Rep. John Wray, R-Waxahachie, said he filed the bill after a volunteer firefighter brought the issue to his attention.

Some departments and local governments allow first responders to carry while others do not. The bill would bring uniformity, Wray said.

Allowing licensed first responders to keep a handgun with them is especially important in rural areas, he said. Particularly with a volunteer department, first responders may arrive at a scene before police and find a dangerous situation waiting, he said.

“They don’t need to perform a peace officer role, but they are certainly entitled to protect themselves,” Wray said.

Rep. Kyle Kacal, R-College Station, said he believes first responders have a right to personal protection, even in their official capacity as public servants.

“In many communities across our state, and especially rural Texas, emergency responders, including EMS and firefighters, are solely volunteer and may carry firearms in their everyday life,” Kacal said. “The bill, as filed, is intended to relieve the burden of first responders from having to remove and store their firearms before responding to emergencies in firearm-restricted locations. Because timeliness is critical in most emergency situations, I believe it’s necessary to consider any efforts to maximize the effectiveness of emergency response.”

Wray said similar bills were filed in previous sessions and failed to become law. But like so many things, every time the issue is brought to lawmakers’ attention, more people become aware, and the likelihood improves of getting the measure passed, he said.

“I feel positive and reasonably encouraged that we’ll be able to get this bill in front of the governor during this go-round,” Wray said.

Sometimes first responders don’t know a violent threat is at the scene until they arrive, said Jimmy Rogers, a Robinson volunteer firefighter and city council member.

Often when there’s a threat, police officers instruct fire and EMS responders to wait at a different location, Rogers said. Those violent situations often evolve and shift toward the staging area, he said.

Rogers said he supports first responders carrying as long as they are licensed.

“Being licensed to carry while on a call or doing a fire department function is no different than having the need to carry while you’re a private citizen at home,” he said. “Those unfortunate situations can arise at any time, even on fire calls. Even during a fire call there’s sometimes a heightened threat there.”

Sen. Brian Birdwell, R-Granbury, said he supports the concept of the bill but needs to review the legislation in detail before committing. Birdwell said lawmakers also need to consider whether open carry, concealed carry or both would be appropriate for first responders in uniform or on duty.

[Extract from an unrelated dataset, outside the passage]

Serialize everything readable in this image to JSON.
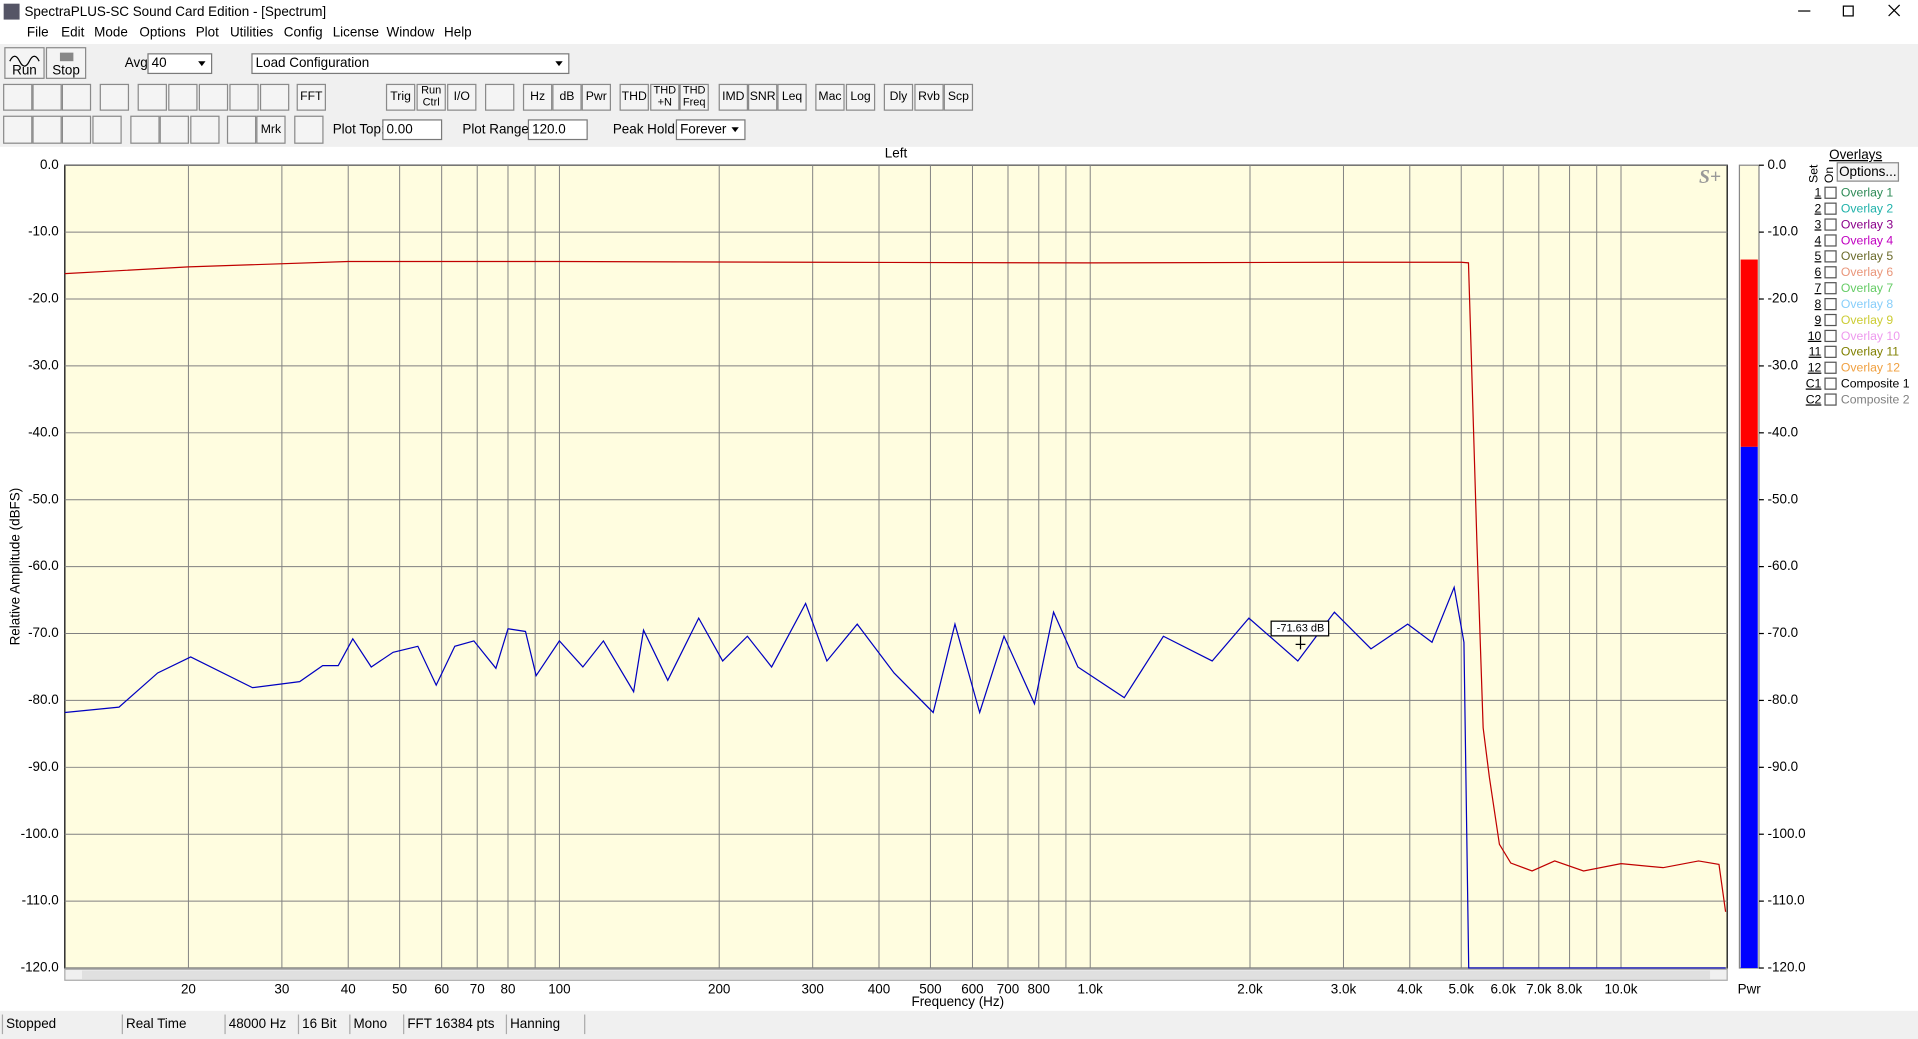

China Spring volunteer Fire Chief Scott Needler said during his two years as chief he hasn’t really seen a need for first responders to carry a weapon. Needler said the proposal wouldn’t make much of a difference one way or the other. He said if his firefighters notice anything suspicious, they call the sheriff’s office or local state troopers.

Rep. Charles “Doc” Anderson, R-Waco, said first responders should not have to enter areas that may be dangerous without the ability to defend themselves.

Having a handgun license ensures the person carrying is trained and passed a background check, among other requirements, he said.